A novel arsenate reductase from the bacterium Thermus thermophilus HB27: its role in arsenic detoxification

Microorganisms living in arsenic-rich geothermal environments act on arsenic with different biochemical strategies, but the molecular mechanisms responsible for the resistance to the harmful effects of the toxic metalloid have only partially been examined. In this study, we investigated the mechanisms of arsenic resistance in the thermophilic bacterium Thermus thermophilus HB27. This strain, originally isolated from a Japanese hot spring, exhibited tolerance to both arsenate and arsenite; it owns in its genome a putative chromosomal arsenate reductase (TtarsC) gene encoding a protein homologous to the one well characterised from the plasmid pI258 of the Gram+ bacterium Staphylococcus aureus. Differently from the majority of microorganisms, TtarsC is part of an operon including genes not related to arsenic resistance; qRT-PCR showed that its expression was four-fold increased when arsenate was added to the growth medium.
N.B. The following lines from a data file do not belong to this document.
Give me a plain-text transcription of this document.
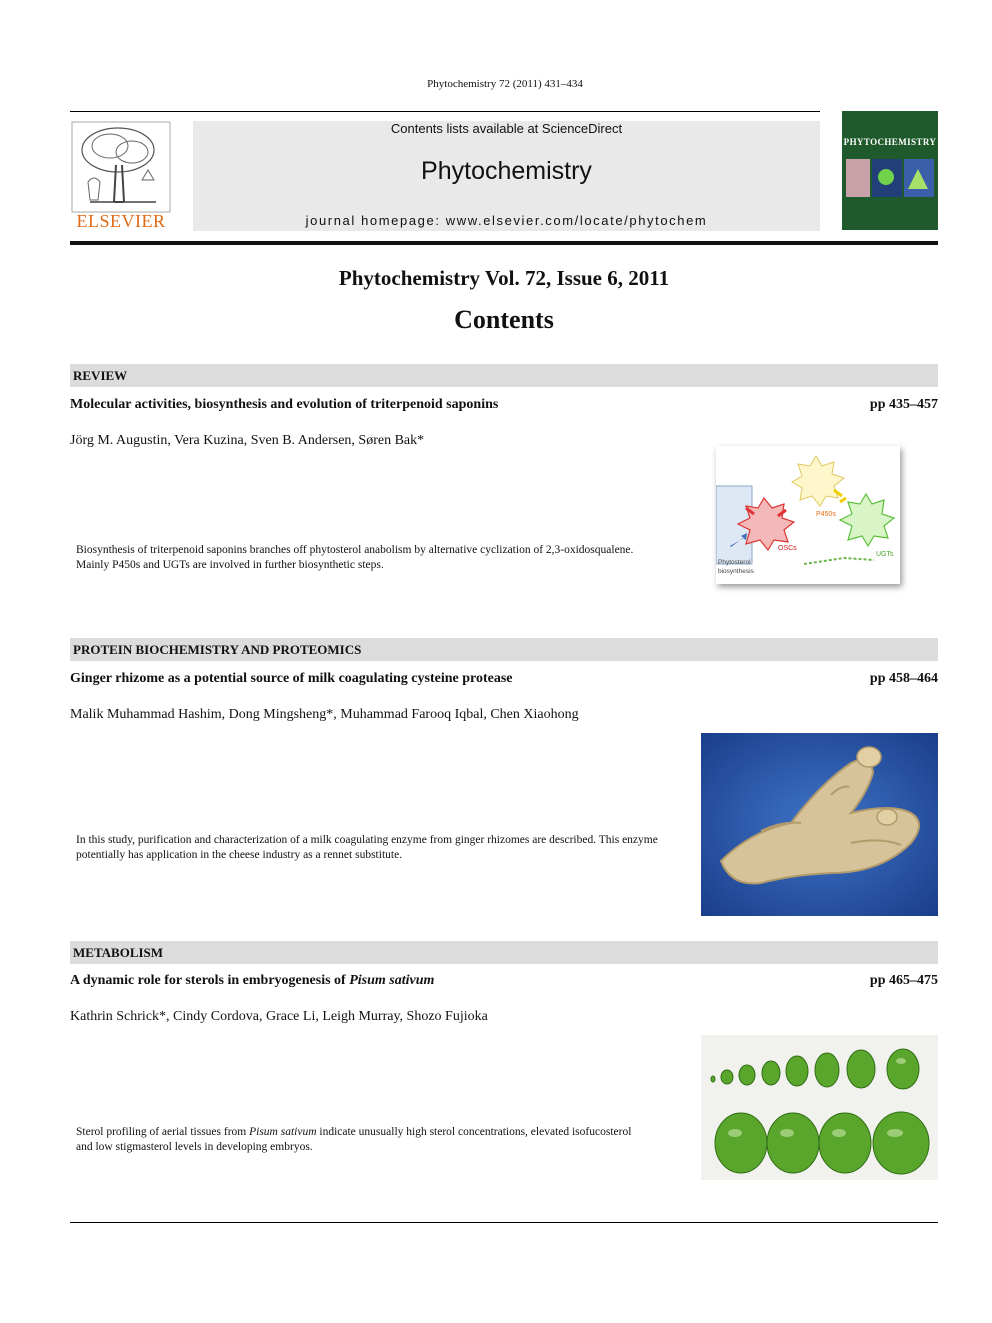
Phytochemistry 72 (2011) 431–434
ELSEVIER
Contents lists available at ScienceDirect
Phytochemistry
journal homepage: www.elsevier.com/locate/phytochem
PHYTOCHEMISTRY
Phytochemistry Vol. 72, Issue 6, 2011
Contents
REVIEW
Molecular activities, biosynthesis and evolution of triterpenoid saponins	pp 435–457
Jörg M. Augustin, Vera Kuzina, Sven B. Andersen, Søren Bak*
Biosynthesis of triterpenoid saponins branches off phytosterol anabolism by alternative cyclization of 2,3-oxidosqualene. Mainly P450s and UGTs are involved in further biosynthetic steps.
P450s
OSCs
UGTs
Phytosterol
biosynthesis
PROTEIN BIOCHEMISTRY AND PROTEOMICS
Ginger rhizome as a potential source of milk coagulating cysteine protease	pp 458–464
Malik Muhammad Hashim, Dong Mingsheng*, Muhammad Farooq Iqbal, Chen Xiaohong
In this study, purification and characterization of a milk coagulating enzyme from ginger rhizomes are described. This enzyme potentially has application in the cheese industry as a rennet substitute.
METABOLISM
A dynamic role for sterols in embryogenesis of Pisum sativum	pp 465–475
Kathrin Schrick*, Cindy Cordova, Grace Li, Leigh Murray, Shozo Fujioka
Sterol profiling of aerial tissues from Pisum sativum indicate unusually high sterol concentrations, elevated isofucosterol and low stigmasterol levels in developing embryos.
The gene cloning and expression in Escherichia coli, followed by purification of the recombinant protein, proved that TtArsC was indeed a thioredoxin-coupled arsenate reductase. It also exhibited weak phosphatase activity. The catalytic role of the first cysteine (Cys7) was ascertained by site-directed mutagenesis. These results identify TtArsC as an important contributor in the arsenic resistance in T. thermophilus and give a structural-functional characterization of a thermophilic arsenate reductase.